Citoyenneté et civisme au cœur des préoccupations

Pour le porte-parole de la Jeunesse, Alpha Mahamane Maïga, le Mali est en train de sombrer sous nos regards ébahis et impuissants, alors qu’il dispose d’hommes et de femmes capables de redresser la situation. L’esprit de la Plateforme, selon Hadèye Fofana de l’association citoyenne Civitas, interpelle tous. La citoyenneté et le civisme doivent être au cœur des préoccupations, dit-elle.

«Vous avez raison de vous engager pour un Mali d’avenir», a lancé le président du Parti RDS, Pr Younouss Hamèye Dicko,, la personnalité invitée à prendre la parole. Car le Mali d’aujourd’hui, rappelle-t-il, est un Mali cassé, concassé, brisé…. Pr Younouss Hamèye Dicko est parfaitement d’accord avec l’approche inclusive pour des actions endogènes. «Vous êtes sur la bonne voie. Vous méritez que les Maliens vous aident à réaliser l’avenir du Mali », a fait savoir Pr Dicko.

Abdoulaye Idrissa Maïga, témoigne Me Amadoun Touré, est un homme affable, un homme de principe, un patriote. «Ce n’est pas quelqu’un qui tombe sur quelqu’un».

Tout en appelant au rassemblement des hommes honnêtes et sincères au chevet du Mali, le Président du Parti socialiste Yeelen Koura, le ministre Amadou Koïta, a loué le leadership et l’autorité du Président de la Plateforme « Un Mali d’avenir ».

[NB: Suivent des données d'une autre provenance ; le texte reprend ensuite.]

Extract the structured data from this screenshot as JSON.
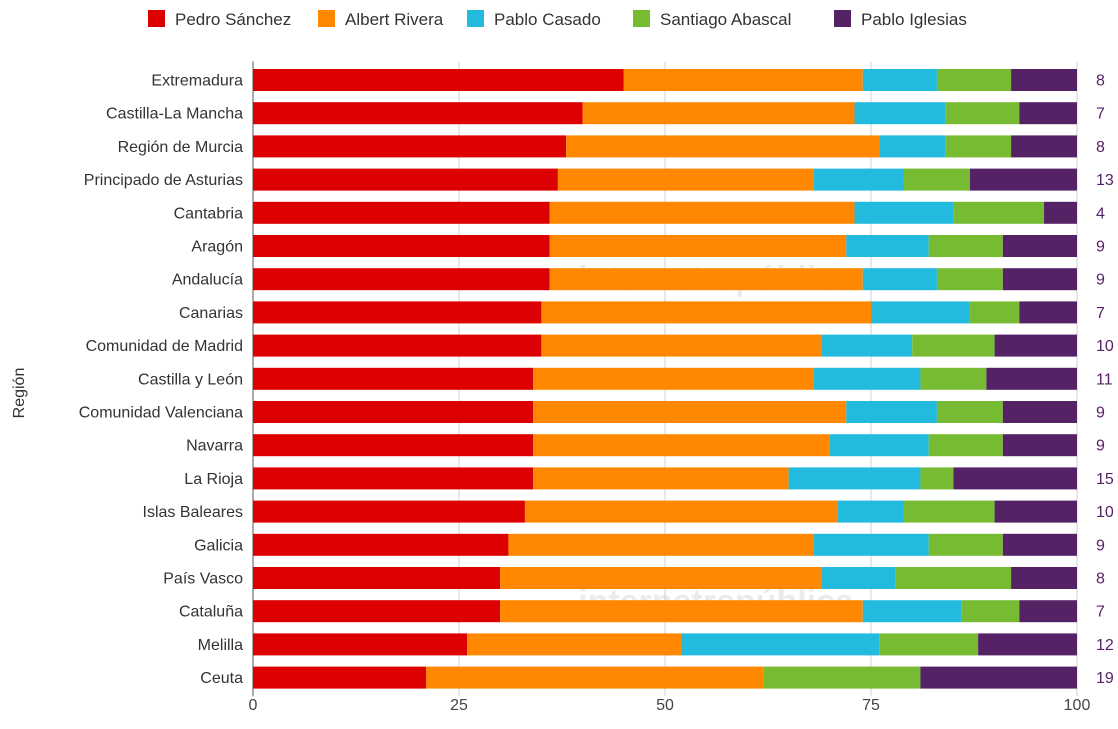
{
  "chart_data": {
    "type": "bar",
    "orientation": "horizontal",
    "stacked": true,
    "ylabel": "Región",
    "xlim": [
      0,
      100
    ],
    "x_ticks": [
      0,
      25,
      50,
      75,
      100
    ],
    "grid": true,
    "legend_position": "top",
    "watermark": "internetrepública",
    "categories": [
      "Extremadura",
      "Castilla-La Mancha",
      "Región de Murcia",
      "Principado de Asturias",
      "Cantabria",
      "Aragón",
      "Andalucía",
      "Canarias",
      "Comunidad de Madrid",
      "Castilla y León",
      "Comunidad Valenciana",
      "Navarra",
      "La Rioja",
      "Islas Baleares",
      "Galicia",
      "País Vasco",
      "Cataluña",
      "Melilla",
      "Ceuta"
    ],
    "series": [
      {
        "name": "Pedro Sánchez",
        "color": "#dd0000",
        "values": [
          45,
          40,
          38,
          37,
          36,
          36,
          36,
          35,
          35,
          34,
          34,
          34,
          34,
          33,
          31,
          30,
          30,
          26,
          21
        ]
      },
      {
        "name": "Albert Rivera",
        "color": "#ff8800",
        "values": [
          29,
          33,
          38,
          31,
          37,
          36,
          38,
          40,
          34,
          34,
          38,
          36,
          31,
          38,
          37,
          39,
          44,
          26,
          41
        ]
      },
      {
        "name": "Pablo Casado",
        "color": "#22bbdd",
        "values": [
          9,
          11,
          8,
          11,
          12,
          10,
          9,
          12,
          11,
          13,
          11,
          12,
          16,
          8,
          14,
          9,
          12,
          24,
          0
        ]
      },
      {
        "name": "Santiago Abascal",
        "color": "#77bb33",
        "values": [
          9,
          9,
          8,
          8,
          11,
          9,
          8,
          6,
          10,
          8,
          8,
          9,
          4,
          11,
          9,
          14,
          7,
          12,
          19
        ]
      },
      {
        "name": "Pablo Iglesias",
        "color": "#552266",
        "values": [
          8,
          7,
          8,
          13,
          4,
          9,
          9,
          7,
          10,
          11,
          9,
          9,
          15,
          10,
          9,
          8,
          7,
          12,
          19
        ]
      }
    ]
  }
}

De l’avis de Pr Mohamed Salia Maïga, Abdoulaye Idrissa Maïga est un homme qui est présent pour la bataille et pour les autres.

Pour Diomansi Bomboté, journaliste-consultant, l’ancien Premier ministre doit accepter d’être un pont entre toutes les régions du Mali. « J’ai été impressionné par sa rigueur, son honnêteté…», a-t-il tenu à témoigner.

Abdoulaye Idrissa Maïga est un homme de principe qui ne s’est pas confiné chez lui, a déclaré, pour sa part, le doyen Mahamane Rakibou…… «Je crois en lui. On peut lui faire confiance».

L’initiative, a explicité le Président de la Plateforme en reprenant la parole, est de rester mobilisé au chevet de notre pays pour l’avenir. «Les Maliens doivent être réunis en pensée pour refuser l’intolérance et le chaos…Pour l’avenir, il faut agir. Nous ne pouvons plus accepter les destins tourmentés».

Et Abdoulaye Idrissa Maïga d’insister sur quelques urgences comme la préservation de l’intégrité territoriale, la lutte implacable contre la corruption, le renforcement de l’Etat de droit, la réhabilitation de l’esprit de la démocratie, la gestion rationnelle des ressources.

Il se montre favorable à une réforme du système électoral mais formule des réserves sur l’introduction de la proportionnelle lors des élections législatives. Il appelle à une meilleure appropriation du concept de régionalisation afin que les territoires n’échappent pas à l’Etat. «Il faut une nouvelle constitution », martèle-t-il en invitant à ne pas fermer les yeux sur ce qui est l’origine des crises.

Selon lui, l’établissement de la paix, de la sécurité est la condition sine qua non avant de passer à autre chose. Aux yeux d’Abdoulaye Idrissa Maïga, il faut instaurer la confiance des citoyens en l’Etat. Il faut, plaide-t-il, régler les problèmes avec courage sans faux-fuyants. Il appelle à un véritable sursaut national.

Last not the least, le successeur du Premier ministre Modibo Kéita demeure convaincu qu’un sens doit être donné à la fraternité sans jamais renier la patrie.